Justification Logic and Aggregating Probabilistic Evidence
The CUNY Graduate Center
Evidence aggregation is a well-known problem which appears naturally in many areas. A classical approach to this problem is via Bayesian probabilistic evidence aggregation. Our approach is radically different. We consider the following situation: suppose a proposition X logically follows from a database — a set of propositions D which are supported by some known evidence, vector u of events in a probability space. We answer the question of what is the best aggregated evidence for X justified by the given data. We show that such aggregated evidence e(u) could be assembled algorithmically from the collection of all logical derivations of X from D. This approach can handle conflicting and inconsistent data and allows the gathering both positive and negative evidence for the same proposition. The problem is formalized in a version of justification logic and the conclusions are supported by corresponding completeness theorems.
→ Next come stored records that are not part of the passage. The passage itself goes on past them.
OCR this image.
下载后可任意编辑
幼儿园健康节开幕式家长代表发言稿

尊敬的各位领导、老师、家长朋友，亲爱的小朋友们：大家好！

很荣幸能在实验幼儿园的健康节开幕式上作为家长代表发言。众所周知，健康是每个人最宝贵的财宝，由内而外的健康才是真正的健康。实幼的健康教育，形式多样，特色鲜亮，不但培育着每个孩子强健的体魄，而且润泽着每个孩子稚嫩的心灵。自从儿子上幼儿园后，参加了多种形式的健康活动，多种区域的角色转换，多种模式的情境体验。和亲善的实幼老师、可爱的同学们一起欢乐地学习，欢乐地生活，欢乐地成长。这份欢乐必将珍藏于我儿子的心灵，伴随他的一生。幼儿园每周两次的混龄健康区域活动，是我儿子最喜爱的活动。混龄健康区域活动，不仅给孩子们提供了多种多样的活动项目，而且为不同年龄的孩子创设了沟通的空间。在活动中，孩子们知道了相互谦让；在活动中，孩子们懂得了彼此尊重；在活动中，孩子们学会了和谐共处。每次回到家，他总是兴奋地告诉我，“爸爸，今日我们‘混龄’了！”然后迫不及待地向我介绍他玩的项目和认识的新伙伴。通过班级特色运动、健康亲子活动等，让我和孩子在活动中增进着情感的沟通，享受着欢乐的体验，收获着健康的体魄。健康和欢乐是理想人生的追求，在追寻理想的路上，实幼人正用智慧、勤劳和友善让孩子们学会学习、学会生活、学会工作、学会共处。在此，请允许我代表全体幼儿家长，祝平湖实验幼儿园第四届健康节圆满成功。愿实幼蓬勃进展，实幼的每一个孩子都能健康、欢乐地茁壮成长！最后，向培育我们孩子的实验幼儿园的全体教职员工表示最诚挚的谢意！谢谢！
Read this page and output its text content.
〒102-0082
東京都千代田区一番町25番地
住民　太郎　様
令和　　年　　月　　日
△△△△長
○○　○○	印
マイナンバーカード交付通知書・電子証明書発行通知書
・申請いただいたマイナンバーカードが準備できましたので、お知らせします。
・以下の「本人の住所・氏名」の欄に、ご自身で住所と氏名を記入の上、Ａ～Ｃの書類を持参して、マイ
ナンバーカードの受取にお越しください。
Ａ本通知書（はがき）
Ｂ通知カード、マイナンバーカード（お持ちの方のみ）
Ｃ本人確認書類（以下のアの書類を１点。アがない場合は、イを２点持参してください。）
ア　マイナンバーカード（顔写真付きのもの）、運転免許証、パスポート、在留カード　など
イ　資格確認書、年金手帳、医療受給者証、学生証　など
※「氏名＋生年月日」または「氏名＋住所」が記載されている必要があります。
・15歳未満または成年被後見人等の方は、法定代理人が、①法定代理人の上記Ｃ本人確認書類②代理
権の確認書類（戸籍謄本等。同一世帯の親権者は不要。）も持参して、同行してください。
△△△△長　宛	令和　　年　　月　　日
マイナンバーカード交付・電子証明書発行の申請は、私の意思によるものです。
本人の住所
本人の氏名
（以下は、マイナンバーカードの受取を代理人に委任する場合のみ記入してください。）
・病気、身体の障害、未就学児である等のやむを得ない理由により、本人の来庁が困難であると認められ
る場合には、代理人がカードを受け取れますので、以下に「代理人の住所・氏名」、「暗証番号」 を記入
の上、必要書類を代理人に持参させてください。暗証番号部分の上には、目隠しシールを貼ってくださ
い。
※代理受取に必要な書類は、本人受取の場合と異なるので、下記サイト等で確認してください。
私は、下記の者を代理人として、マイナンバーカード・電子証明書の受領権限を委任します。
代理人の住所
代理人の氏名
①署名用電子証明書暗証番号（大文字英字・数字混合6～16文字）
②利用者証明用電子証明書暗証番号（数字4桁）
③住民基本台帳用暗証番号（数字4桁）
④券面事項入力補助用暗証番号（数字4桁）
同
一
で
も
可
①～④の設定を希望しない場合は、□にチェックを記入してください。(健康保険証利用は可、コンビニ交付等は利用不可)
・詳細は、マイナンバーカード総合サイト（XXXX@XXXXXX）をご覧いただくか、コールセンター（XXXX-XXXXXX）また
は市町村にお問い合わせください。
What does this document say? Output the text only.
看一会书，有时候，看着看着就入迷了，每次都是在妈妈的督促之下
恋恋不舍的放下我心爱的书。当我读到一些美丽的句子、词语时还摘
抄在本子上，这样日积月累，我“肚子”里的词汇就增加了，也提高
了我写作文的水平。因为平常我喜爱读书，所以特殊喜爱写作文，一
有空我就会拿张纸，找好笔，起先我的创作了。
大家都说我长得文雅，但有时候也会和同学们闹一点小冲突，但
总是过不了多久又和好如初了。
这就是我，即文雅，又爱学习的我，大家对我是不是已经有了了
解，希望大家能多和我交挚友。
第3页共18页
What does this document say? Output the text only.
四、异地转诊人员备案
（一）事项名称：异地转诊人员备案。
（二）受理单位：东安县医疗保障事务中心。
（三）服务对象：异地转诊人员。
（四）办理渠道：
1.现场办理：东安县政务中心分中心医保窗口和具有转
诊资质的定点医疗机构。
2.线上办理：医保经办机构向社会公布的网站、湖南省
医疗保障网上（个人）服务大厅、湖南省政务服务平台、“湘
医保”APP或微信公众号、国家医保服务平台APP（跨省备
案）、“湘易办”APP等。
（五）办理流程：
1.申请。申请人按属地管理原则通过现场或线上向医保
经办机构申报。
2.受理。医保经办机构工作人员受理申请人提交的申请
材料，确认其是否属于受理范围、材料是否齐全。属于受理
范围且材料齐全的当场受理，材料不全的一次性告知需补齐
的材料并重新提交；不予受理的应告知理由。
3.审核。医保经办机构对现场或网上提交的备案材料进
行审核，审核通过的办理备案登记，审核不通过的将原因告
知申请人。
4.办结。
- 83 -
Professor Artemov holds a Distinguished Professor position at the Graduate Center of the City University of New York, in the Computer Science, Mathematics and Philosophy programs. He is also Professor of Mathematics at Moscow State University, the founder and the Head of the research laboratory Logical Problems in Computer Science. He conducts research in the areas of logic in computer science, mathematical logic and proof theory, knowledge representation and artificial intelligence, automated deduction and verification and optimal control and hybrid systems.